Location
- Alness Academy Drive, Alness IV17 0UY
- Coordinates: 57°41′35″N 4°14′53″W﻿ / ﻿57.693°N 4.247963°W

Information
- Type: Secondary School
- Established: c1970
- School district: Ross and Cromarty
- Local authority: Highland
- Head Teacher: Tom Magowan (Acting)
- Staff: 50
- Enrolment: 505
- Houses: Fyrish, Dalmore, Ardross
- Colours: Black, White & Grey
- Website: www.alnessacademy.co.uk

= Alness Academy =

Secondary school in Alness, Scotland

Alness Academy (Acadamaidh Alanais) is a secondary school in Alness, Highland in the north on the Cromarty Firth of Scotland, serving the town of Alness and the villages of Evanton and Ardross. Along with five associated primary schools, it was one of the pilot New Community Schools in the Highlands. Originally built in the 1970s, it is one of the main schools in Ross-shire, with a school roll of 505.
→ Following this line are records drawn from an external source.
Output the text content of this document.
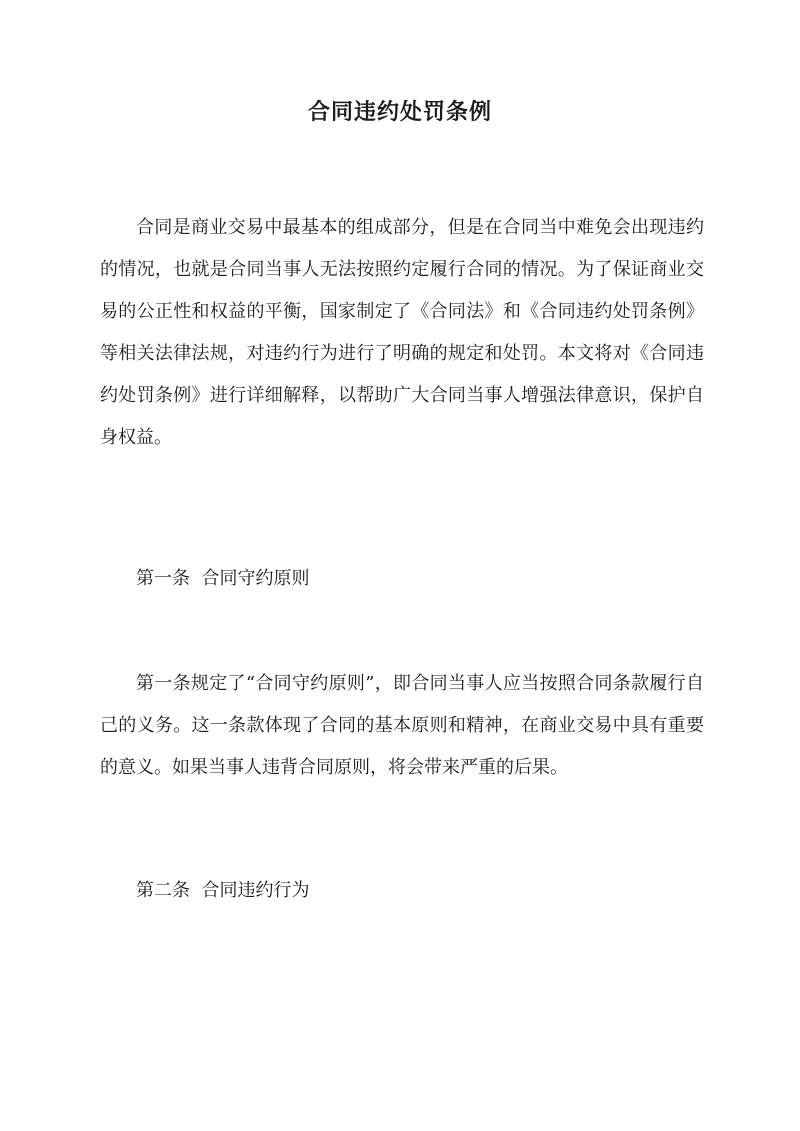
合同违约处罚条例

合同是商业交易中最基本的组成部分，但是在合同当中难免会出现违约的情况，也就是合同当事人无法按照约定履行合同的情况。为了保证商业交易的公正性和权益的平衡，国家制定了《合同法》和《合同违约处罚条例》等相关法律法规，对违约行为进行了明确的规定和处罚。本文将对《合同违约处罚条例》进行详细解释，以帮助广大合同当事人增强法律意识，保护自身权益。

第一条  合同守约原则

第一条规定了“合同守约原则”，即合同当事人应当按照合同条款履行自己的义务。这一条款体现了合同的基本原则和精神，在商业交易中具有重要的意义。如果当事人违背合同原则，将会带来严重的后果。

第二条  合同违约行为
Alness GeoScience STEM club came 2nd In the Junior Saltire Awards in Glasgow, June 2015. The Schools Rock Challenge group came a superb 4th place in the Rock Challenge National Final, Dundee, also in June 2015.

In June 2016 Alness Geoscience won club of the year 2016 as well as winning the WEIR 3D printed pump challenge, at the celebration of engineering and science, Glasgow science centre.
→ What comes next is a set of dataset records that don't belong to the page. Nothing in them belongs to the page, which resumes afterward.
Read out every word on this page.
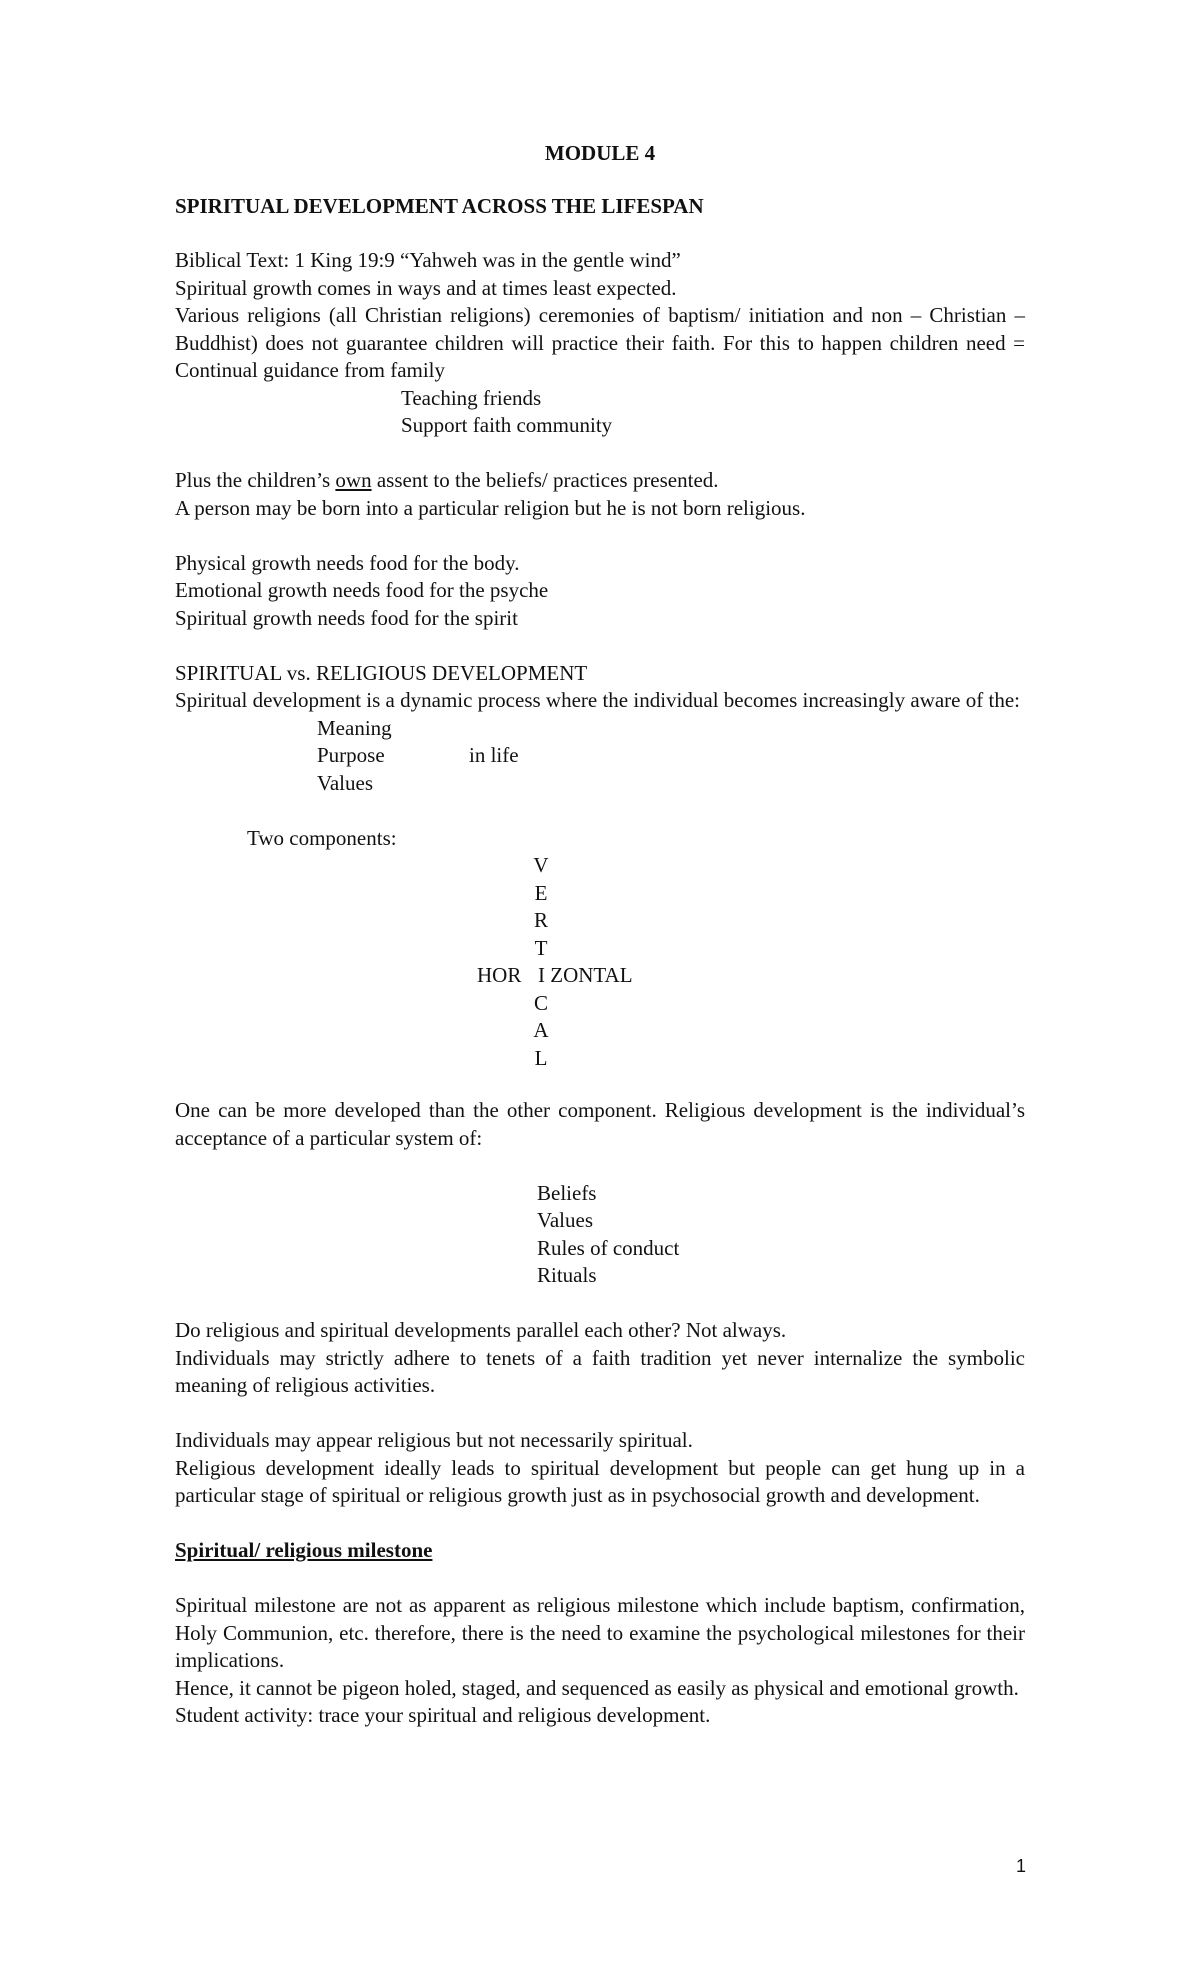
MODULE 4
SPIRITUAL DEVELOPMENT ACROSS THE LIFESPAN

Biblical Text: 1 King 19:9 “Yahweh was in the gentle wind”

Spiritual growth comes in ways and at times least expected.

Various religions (all Christian religions) ceremonies of baptism/ initiation and non – Christian – Buddhist) does not guarantee children will practice their faith. For this to happen children need = Continual guidance from family

Teaching friends

Support faith community

Plus the children’s own assent to the beliefs/ practices presented.

A person may be born into a particular religion but he is not born religious.

Physical growth needs food for the body.

Emotional growth needs food for the psyche

Spiritual growth needs food for the spirit

SPIRITUAL vs. RELIGIOUS DEVELOPMENT

Spiritual development is a dynamic process where the individual becomes increasingly aware of the:

Meaning

Purpose	in life

Values

Two components:

V
E
R
T
HOR I ZONTAL
C
A
L

One can be more developed than the other component. Religious development is the individual’s acceptance of a particular system of:

Beliefs

Values

Rules of conduct

Rituals

Do religious and spiritual developments parallel each other? Not always.

Individuals may strictly adhere to tenets of a faith tradition yet never internalize the symbolic meaning of religious activities.

Individuals may appear religious but not necessarily spiritual.

Religious development ideally leads to spiritual development but people can get hung up in a particular stage of spiritual or religious growth just as in psychosocial growth and development.

Spiritual/ religious milestone

Spiritual milestone are not as apparent as religious milestone which include baptism, confirmation, Holy Communion, etc. therefore, there is the need to examine the psychological milestones for their implications.

Hence, it cannot be pigeon holed, staged, and sequenced as easily as physical and emotional growth.

Student activity: trace your spiritual and religious development.

1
As part of the Highland Council's Sustainable School Estate Review, Alness Academy along with Invergordon Academy and several feeder primaries argued for replacement of the Alness Academy building and possible consolidation of the two secondary schools. In January 2016 funds for a new Alness building were confirmed. The government support came from £230m it had allocated to replacing or upgrading 19 schools across Scotland. The new building opened to students on 28 October 2020.

The Princess Royal officially opened Alness Academy on Tuesday 8 June 2021.

The school has been designed for complete flexibility with a sports block housing a four court games hall, gymnasium and six-lane 25 m pool for shared community use, and a linked two-storey main teaching block.

The L-shaped teaching block has 14 general teaching classrooms, six science labs and other associated science facilities, three arts and ceramic classrooms, technologies and business classrooms and workshops, music and drama classrooms / practice rooms, hair and beauty salon, a traditional teaching kitchen (Home Economics) and a number of SEBN (Social, Emotional & Behavioural Needs) and ASN (Additional Support Needs) classrooms and associated facilities.